Senator seeks to make benefit permanent benefiting Owens-Illinois facility

10/12/2012
BY JON CHAVEZ
BLADE STAFF WRITER

With Owens-Illinois Inc. drawing closer to breaking ground on a $35 million expansion of its research and development center at its Perrysburg headquarters, the glass maker on Thursday was visited by U.S. Sen. Sherrod Brown, who is working on a bill to restore the federal research and development tax credit that could help O-I.

Research and development “is how you stay in business and how you stay competitive around the world. The tax system doesn’t always work for that. Too often, our tax system encourages outsourcing and doesn’t encourage the kind of R&D long term that we need to attract investment and do what we need to do here,” said Mr. Brown (D., Ohio), speaking to nearly two dozen O-I researchers after touring the company’s R&D center.

Mr. Brown, who has supported efforts to expand Ohio’s manufacturing base, said that six months ago he and six Democratic senators drafted a bill, the 21st Century Investment Act of 2012, which he hopes to get passed next year.

Mr. Brown said Sen. Orrin Hatch (R., Utah) also is proposing a bill to restore the federal tax credit, which expired at the end of 2011. “I think we can work out something together,” Mr. Brown said.

The issue is a general business tax credit for companies that incur R&D expenses at facilities in the United States. The tax credit, introduced in 1981, has expired eight times. It was extended 13 times. Under the tax credit, businesses and individuals get a credit equal to a portion of their expenses for research and development.

After the tax credit expired last year, Mr. Brown said, he decided the matter needed permanence.

He is proposing legislation with tax incentives, “not for one year or two years or three years, which government typically does, but to make them longer-lasting investment tax credits. So that when people invest here and do the innovation here and the production here, that tax credit, those tax incentives will remain and you can plan for the future better and continue the innovation here,” he said.

Specifically, the legislation would permanently extend the tax credit, raise the rate of the credit to 25 percent from 20 percent for research performed in the United States, increase an alternative credit formula to 20 percent from 14 percent, and increase for 10 years the domestic manufacturing tax credit to 15 percent from 9 percent.

The tax credit is usually made retroactive, so if it is passed next year, O-I probably could claim it for its Perrysburg expansion. The company plans to break ground by year’s end and finish by the end of 2013.

O-I announced the 18,000-square-foot expansion last month.

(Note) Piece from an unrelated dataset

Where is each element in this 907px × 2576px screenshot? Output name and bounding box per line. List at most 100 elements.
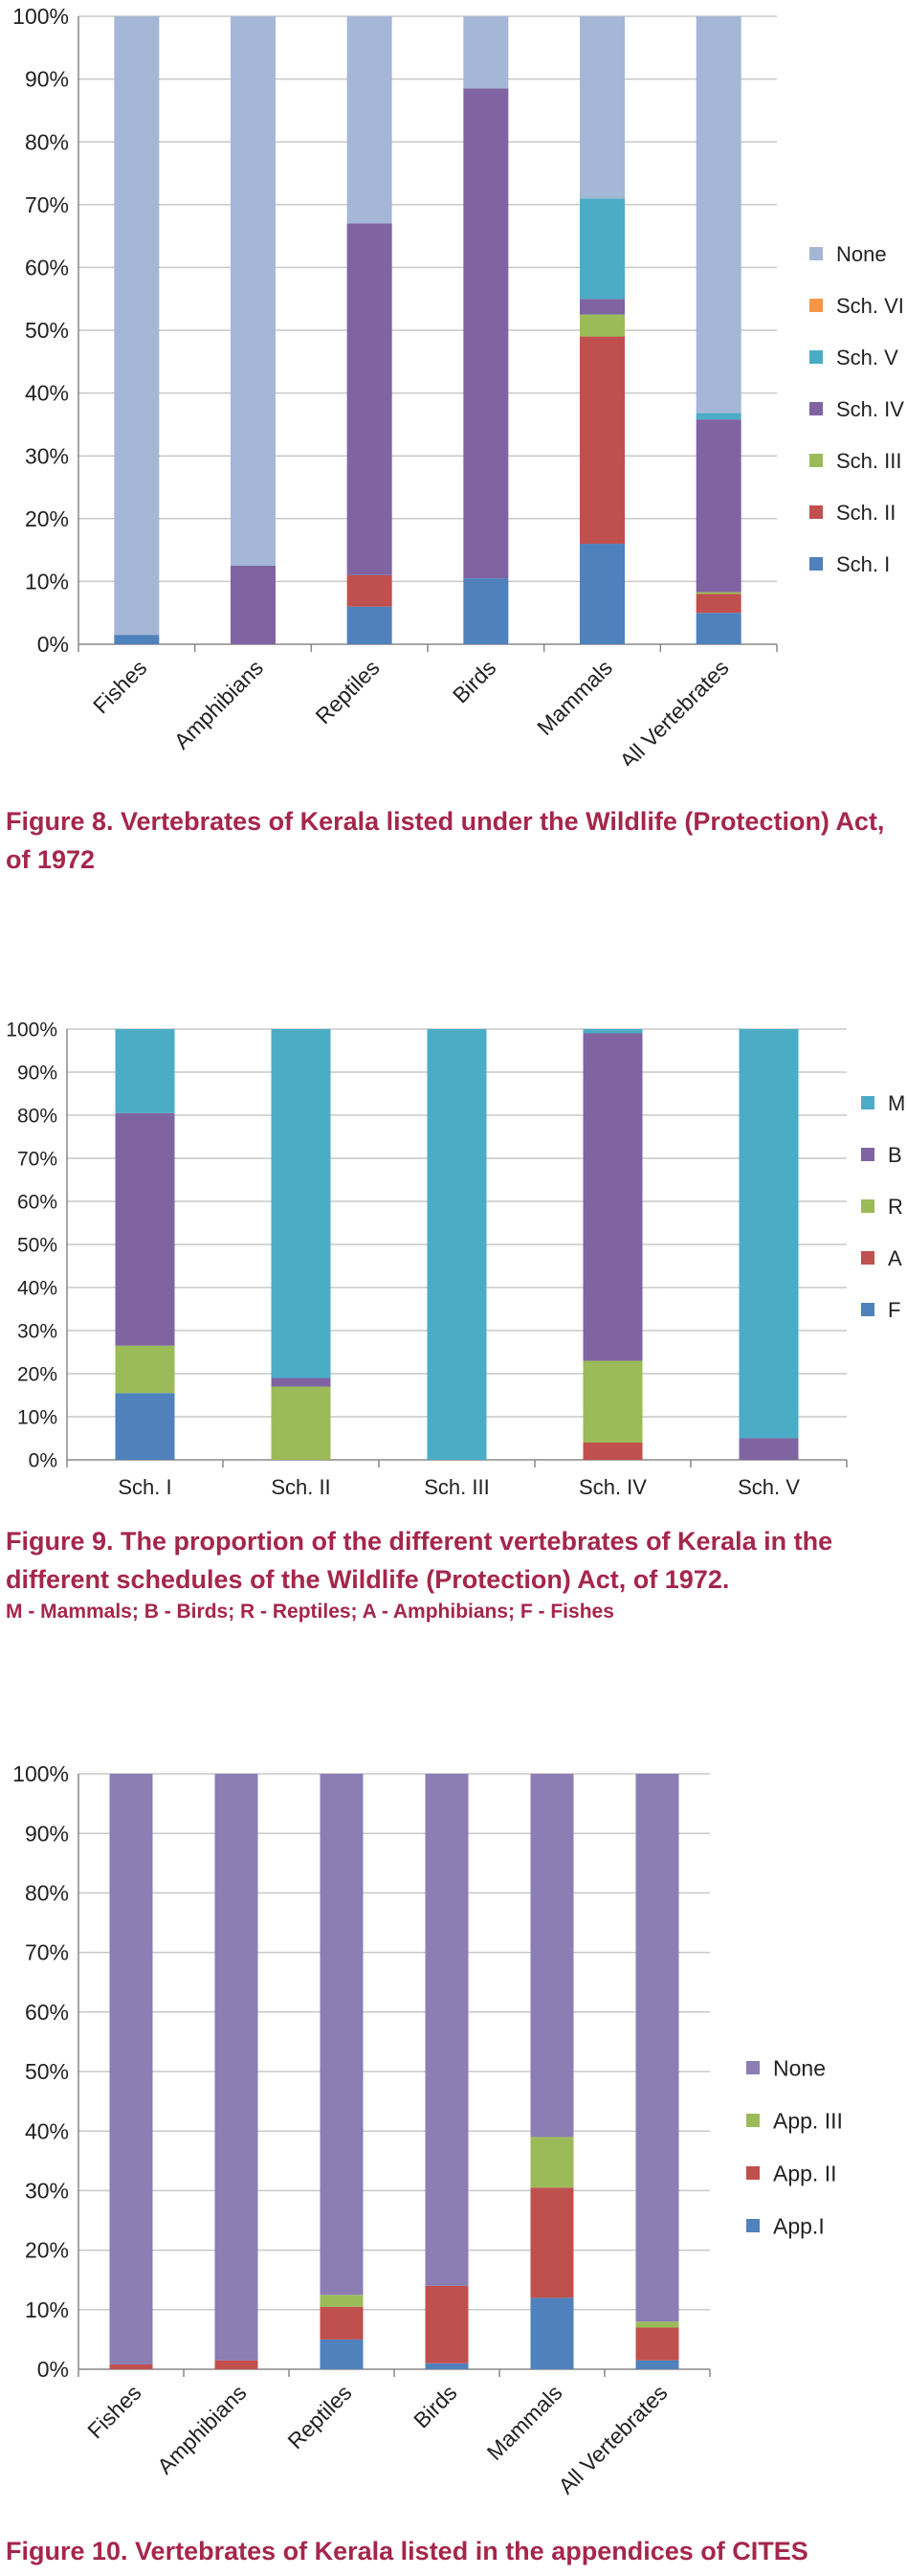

It will be funded in part by a $3 million grant from the Ohio Third Frontier Commission. The glass maker said the expansion would add 45 jobs with an average salary of $75,000 a year, plus 55 contract jobs that could lead to full-time employment.

A feature of the expansion will be an area capable of melting and forming glass in a small-scale manufacturing environment.

Since 2008, O-I has invested over $30 million on its R&D facilities in Perrysburg and Lurin, Peru.

Kim Houchens, O-I vice president of research and development, said her department is focused “on creating breakthroughs that could revolutionize how glass is made and formed.”

But the expansion is just one component of O-I’s plans to invest in process and product innovation efforts, she said.

“Strengthening this tax credit and making it permanent — so important to actual job continuity for everyone in this room — is an important step that government can take to support manufacturers like O-I as we compete in a global marketplace,” she said.